GENEVA (Reuters) – Britain signalled on Thursday that its attempt to seal terms for its post-Brexit membership of the World Trade Organization by a fast-track procedure had failed, and it must now enter negotiations which are likely to be lengthy.
This followed objections raised by a number of other WTO states, International Trade Minister Liam Fox said.
Britain is a full member of the WTO, but its terms are bound up with those of the European Union, and it needs to have an independent membership document that sets out the terms of its trade after leaving the bloc in March 2019.
Fox had tried to use a rapid “rectification” for a seamless transition, essentially copying and pasting the EU text into a new WTO agreement covering the United Kingdom. Other countries in the 164-member WTO had three months to raise objections, a deadline which passed this week.
“As expected, some trading partners have expressed reservations about our proposed treatment of Tariff Rate Quotas,” Fox said in a written statement to the British parliament, referring to trading rights granted to major agricultural exporters.
Fox did not name the objectors but he will have to switch to “modification” of the British WTO agreement, giving other countries the right to negotiate and demand concessions from London, which could take years.
British Ambassador to the WTO Julian Braithwaite said in a tweet that “a large majority” of WTO members had raised no objection.
If Britain does not satisfy its trading partners, they could launch trade disputes, which could go on for years more.

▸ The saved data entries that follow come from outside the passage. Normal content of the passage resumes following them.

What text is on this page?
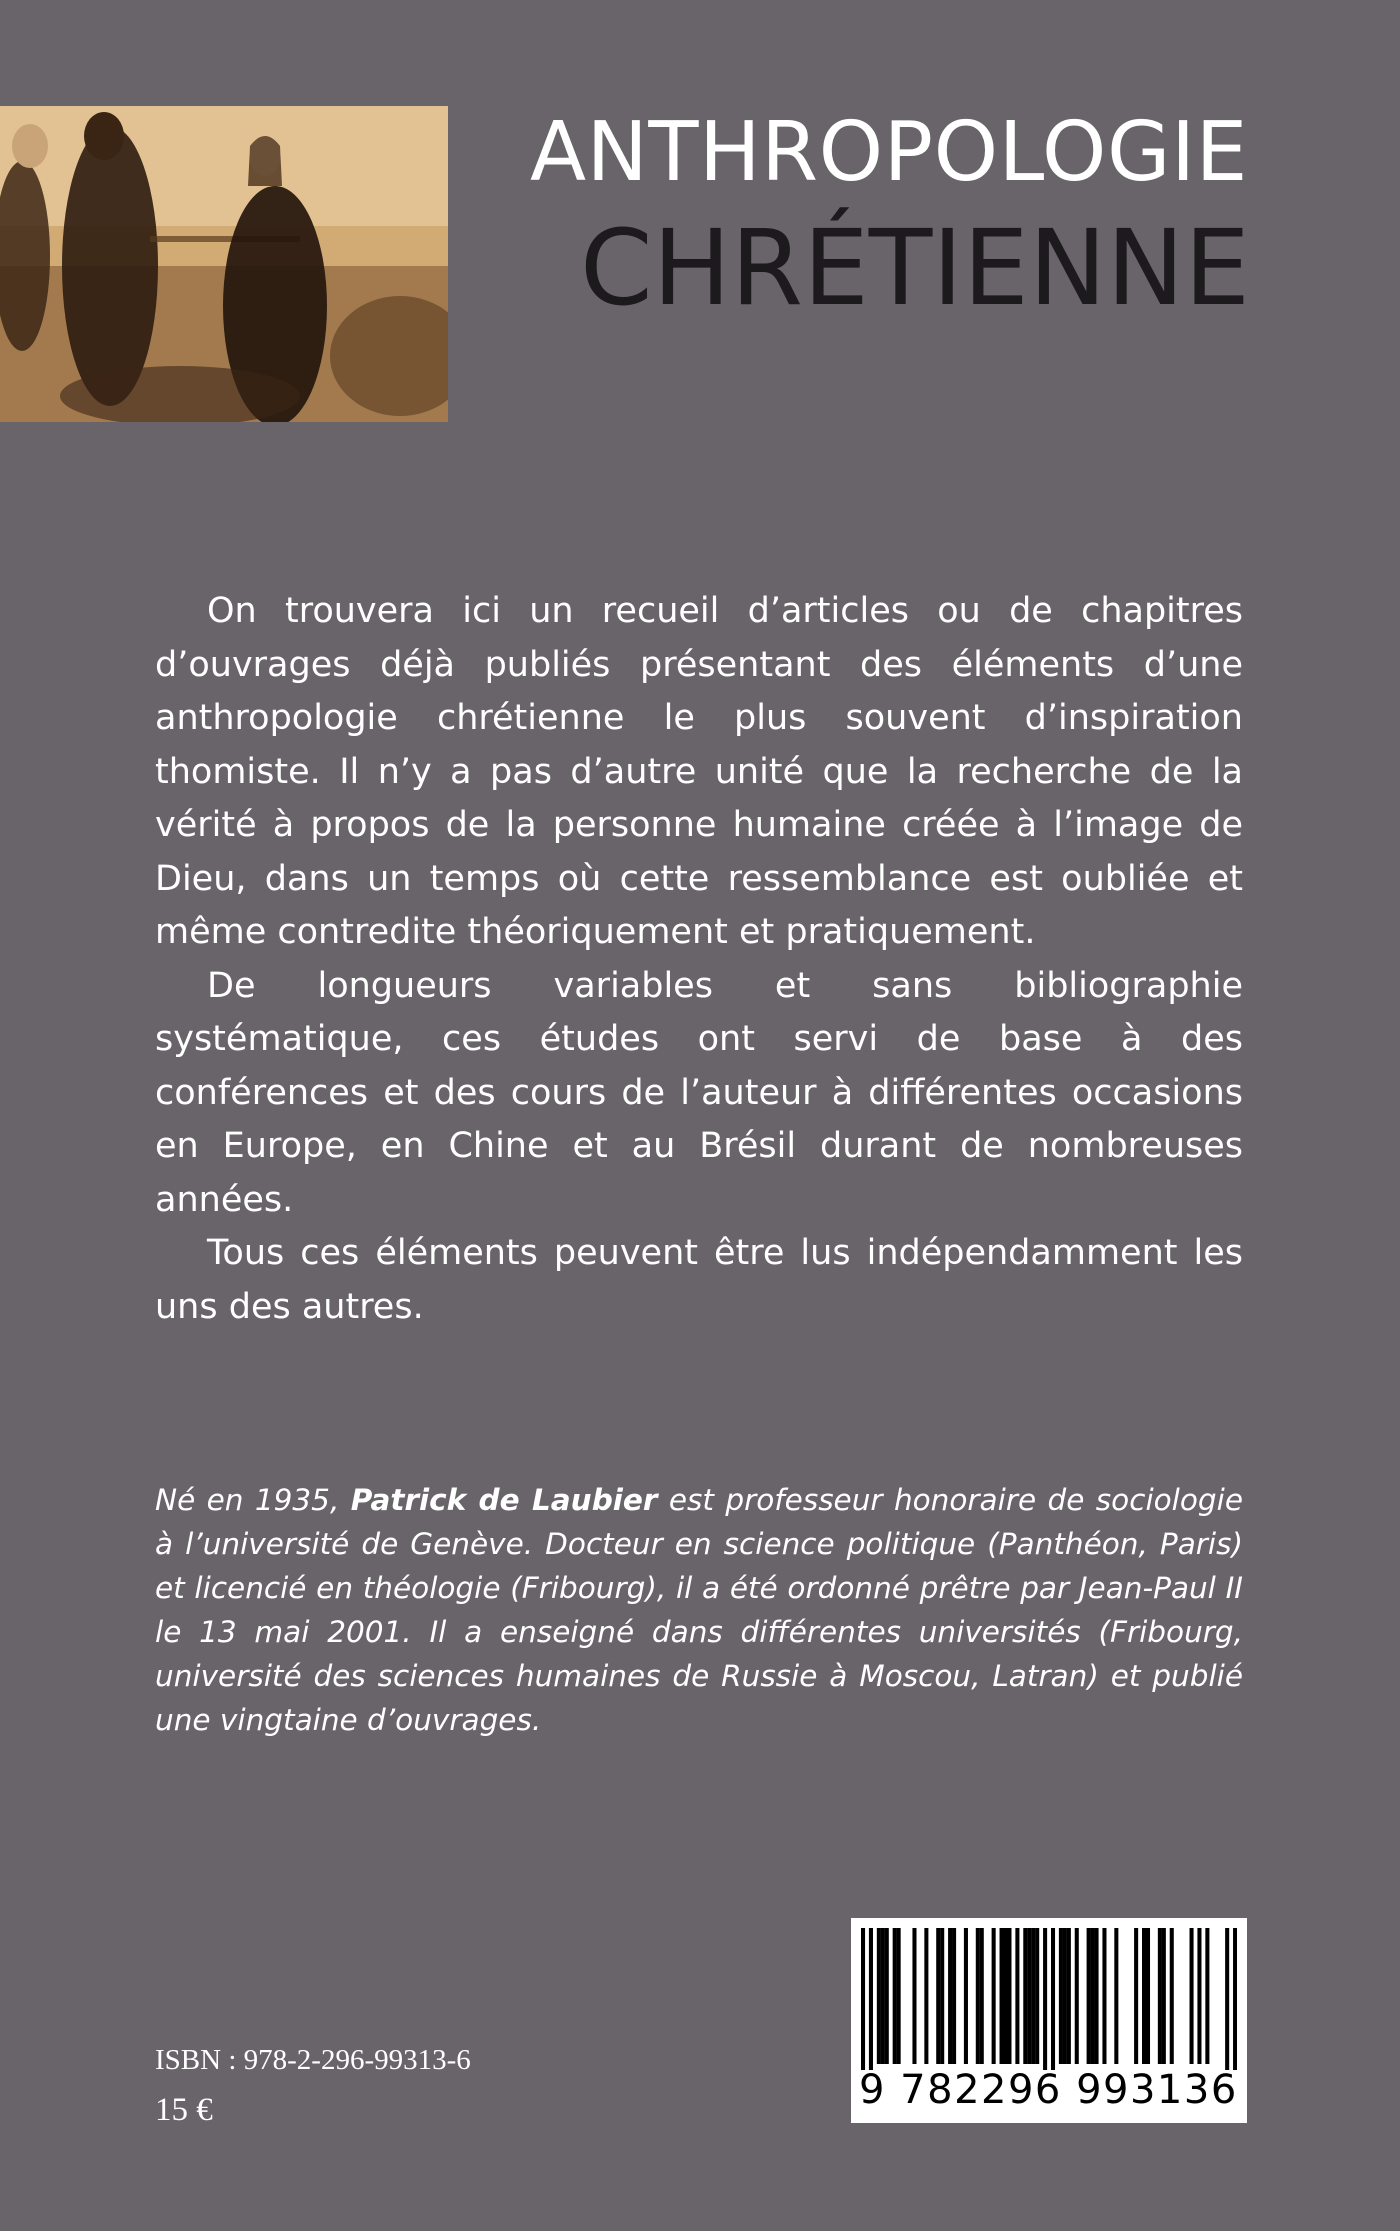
ANTHROPOLOGIE
CHRÉTIENNE

On trouvera ici un recueil d’articles ou de chapitres d’ouvrages déjà publiés présentant des éléments d’une anthropologie chrétienne le plus souvent d’inspiration thomiste. Il n’y a pas d’autre unité que la recherche de la vérité à propos de la personne humaine créée à l’image de Dieu, dans un temps où cette ressemblance est oubliée et même contredite théoriquement et pratiquement.

De longueurs variables et sans bibliographie systématique, ces études ont servi de base à des conférences et des cours de l’auteur à différentes occasions en Europe, en Chine et au Brésil durant de nombreuses années.

Tous ces éléments peuvent être lus indépendamment les uns des autres.

Né en 1935, Patrick de Laubier est professeur honoraire de sociologie à l’université de Genève. Docteur en science politique (Panthéon, Paris) et licencié en théologie (Fribourg), il a été ordonné prêtre par Jean-Paul II le 13 mai 2001. Il a enseigné dans différentes universités (Fribourg, université des sciences humaines de Russie à Moscou, Latran) et publié une vingtaine d’ouvrages.

ISBN : 978-2-296-99313-6
15 €	9 782296 993136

However, the process will not necessarily interfere with the implementation of Brexit, since many WTO members continue to trade under outdated agreements while they agree their new text.

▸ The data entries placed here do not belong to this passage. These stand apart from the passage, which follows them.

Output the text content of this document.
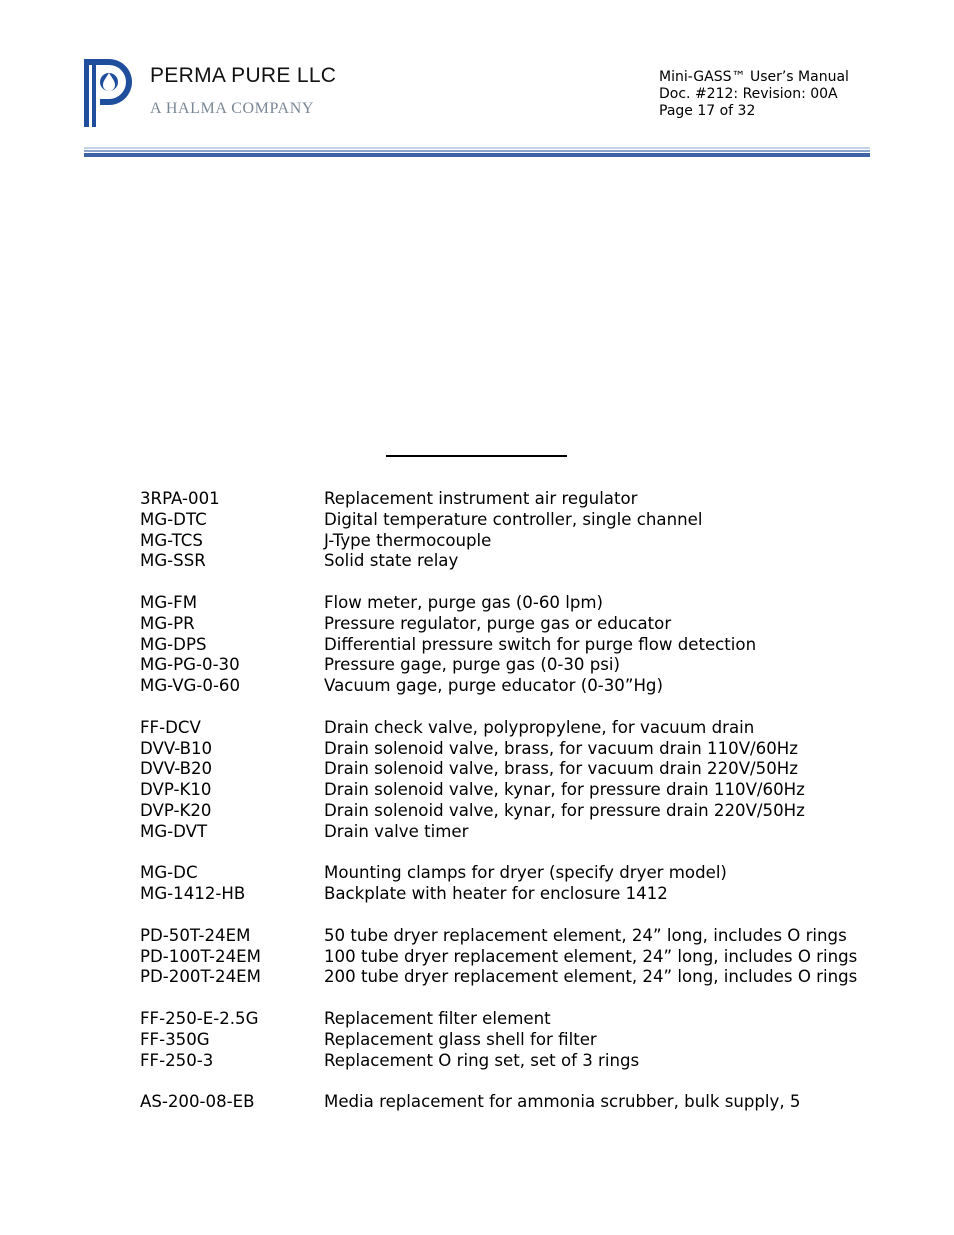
PERMA PURE LLC
A HALMA COMPANY
Mini-GASS™ User’s Manual
Doc. #212: Revision: 00A
Page 17 of 32
3RPA-001	Replacement instrument air regulator
MG-DTC	Digital temperature controller, single channel
MG-TCS	J-Type thermocouple
MG-SSR	Solid state relay
MG-FM	Flow meter, purge gas (0-60 lpm)
MG-PR	Pressure regulator, purge gas or educator
MG-DPS	Differential pressure switch for purge flow detection
MG-PG-0-30	Pressure gage, purge gas (0-30 psi)
MG-VG-0-60	Vacuum gage, purge educator (0-30”Hg)
FF-DCV	Drain check valve, polypropylene, for vacuum drain
DVV-B10	Drain solenoid valve, brass, for vacuum drain 110V/60Hz
DVV-B20	Drain solenoid valve, brass, for vacuum drain 220V/50Hz
DVP-K10	Drain solenoid valve, kynar, for pressure drain 110V/60Hz
DVP-K20	Drain solenoid valve, kynar, for pressure drain 220V/50Hz
MG-DVT	Drain valve timer
MG-DC	Mounting clamps for dryer (specify dryer model)
MG-1412-HB	Backplate with heater for enclosure 1412
PD-50T-24EM	50 tube dryer replacement element, 24” long, includes O rings
PD-100T-24EM	100 tube dryer replacement element, 24” long, includes O rings
PD-200T-24EM	200 tube dryer replacement element, 24” long, includes O rings
FF-250-E-2.5G	Replacement filter element
FF-350G	Replacement glass shell for filter
FF-250-3	Replacement O ring set, set of 3 rings
AS-200-08-EB	Media replacement for ammonia scrubber, bulk supply, 5
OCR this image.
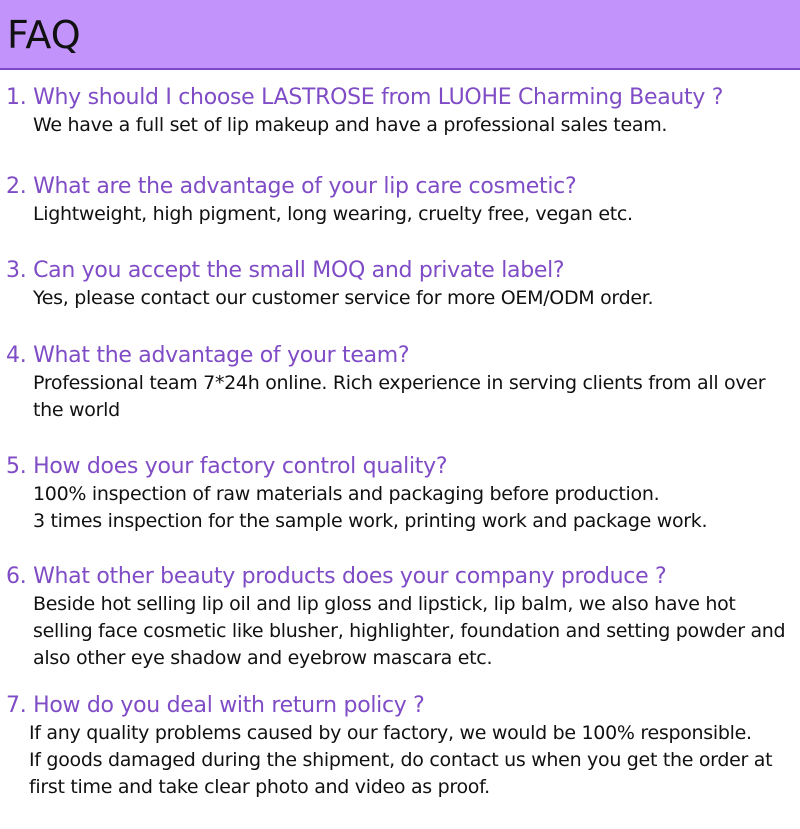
FAQ
1. Why should I choose LASTROSE from LUOHE Charming Beauty ?

We have a full set of lip makeup and have a professional sales team.

2. What are the advantage of your lip care cosmetic?

Lightweight, high pigment, long wearing, cruelty free, vegan etc.

3. Can you accept the small MOQ and private label?

Yes, please contact our customer service for more OEM/ODM order.

4. What the advantage of your team?

Professional team 7*24h online. Rich experience in serving clients from all over the world

5. How does your factory control quality?

100% inspection of raw materials and packaging before production.

3 times inspection for the sample work, printing work and package work.

6. What other beauty products does your company produce ?

Beside hot selling lip oil and lip gloss and lipstick, lip balm, we also have hot selling face cosmetic like blusher, highlighter, foundation and setting powder and also other eye shadow and eyebrow mascara etc.

7. How do you deal with return policy ?

If any quality problems caused by our factory, we would be 100% responsible.

If goods damaged during the shipment, do contact us when you get the order at first time and take clear photo and video as proof.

Some pro-Brexit lawmakers have played down the risks of Britain leaving the EU without agreeing a deal with Brussels, saying it can trade with the outside world on WTO terms.
The EU is still in a negotiation to expand its membership deal to include Croatia, even though the country joined the bloc five years ago, and will have to carry out a similar process to take Britain off its books.

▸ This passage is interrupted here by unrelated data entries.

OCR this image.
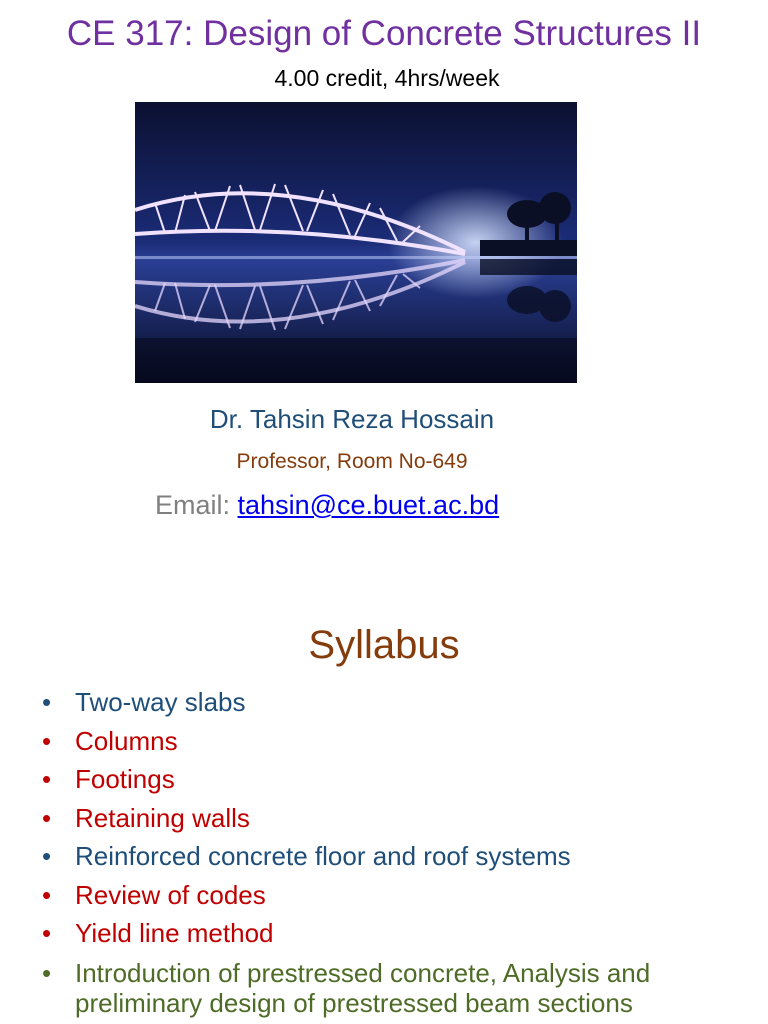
CE 317: Design of Concrete Structures II
4.00 credit, 4hrs/week
Dr. Tahsin Reza Hossain
Professor, Room No-649
Email: tahsin@ce.buet.ac.bd
Syllabus
• Two-way slabs
• Columns
• Footings
• Retaining walls
• Reinforced concrete floor and roof systems
• Review of codes
• Yield line method
• Introduction of prestressed concrete, Analysis and preliminary design of prestressed beam sections
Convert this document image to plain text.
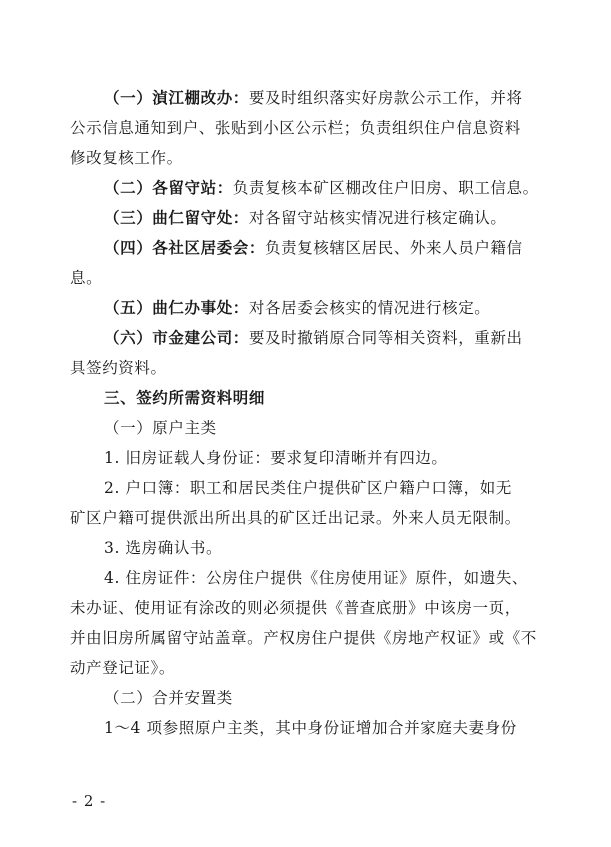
（一）湞江棚改办：要及时组织落实好房款公示工作，并将
公示信息通知到户、张贴到小区公示栏；负责组织住户信息资料
修改复核工作。
（二）各留守站：负责复核本矿区棚改住户旧房、职工信息。
（三）曲仁留守处：对各留守站核实情况进行核定确认。
（四）各社区居委会：负责复核辖区居民、外来人员户籍信
息。
（五）曲仁办事处：对各居委会核实的情况进行核定。
（六）市金建公司：要及时撤销原合同等相关资料，重新出
具签约资料。
三、签约所需资料明细
（一）原户主类
1. 旧房证载人身份证：要求复印清晰并有四边。
2. 户口簿：职工和居民类住户提供矿区户籍户口簿，如无
矿区户籍可提供派出所出具的矿区迁出记录。外来人员无限制。
3. 选房确认书。
4. 住房证件：公房住户提供《住房使用证》原件，如遗失、
未办证、使用证有涂改的则必须提供《普查底册》中该房一页，
并由旧房所属留守站盖章。产权房住户提供《房地产权证》或《不
动产登记证》。
（二）合并安置类
1～4 项参照原户主类，其中身份证增加合并家庭夫妻身份
- 2 -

“The notification to formally invite claims in that process is now being prepared,” Fox said, adding that the aim was “to reach a mutually satisfactory conclusion that maintains the balance of rights and obligations for the UK and our trading partners”.
Seven agricultural suppliers – including the United States, Canada and Australia – had said a year ago that the proposed terms of the divorce would rob them of flexibility to switch exports between Britain and the rest of the EU.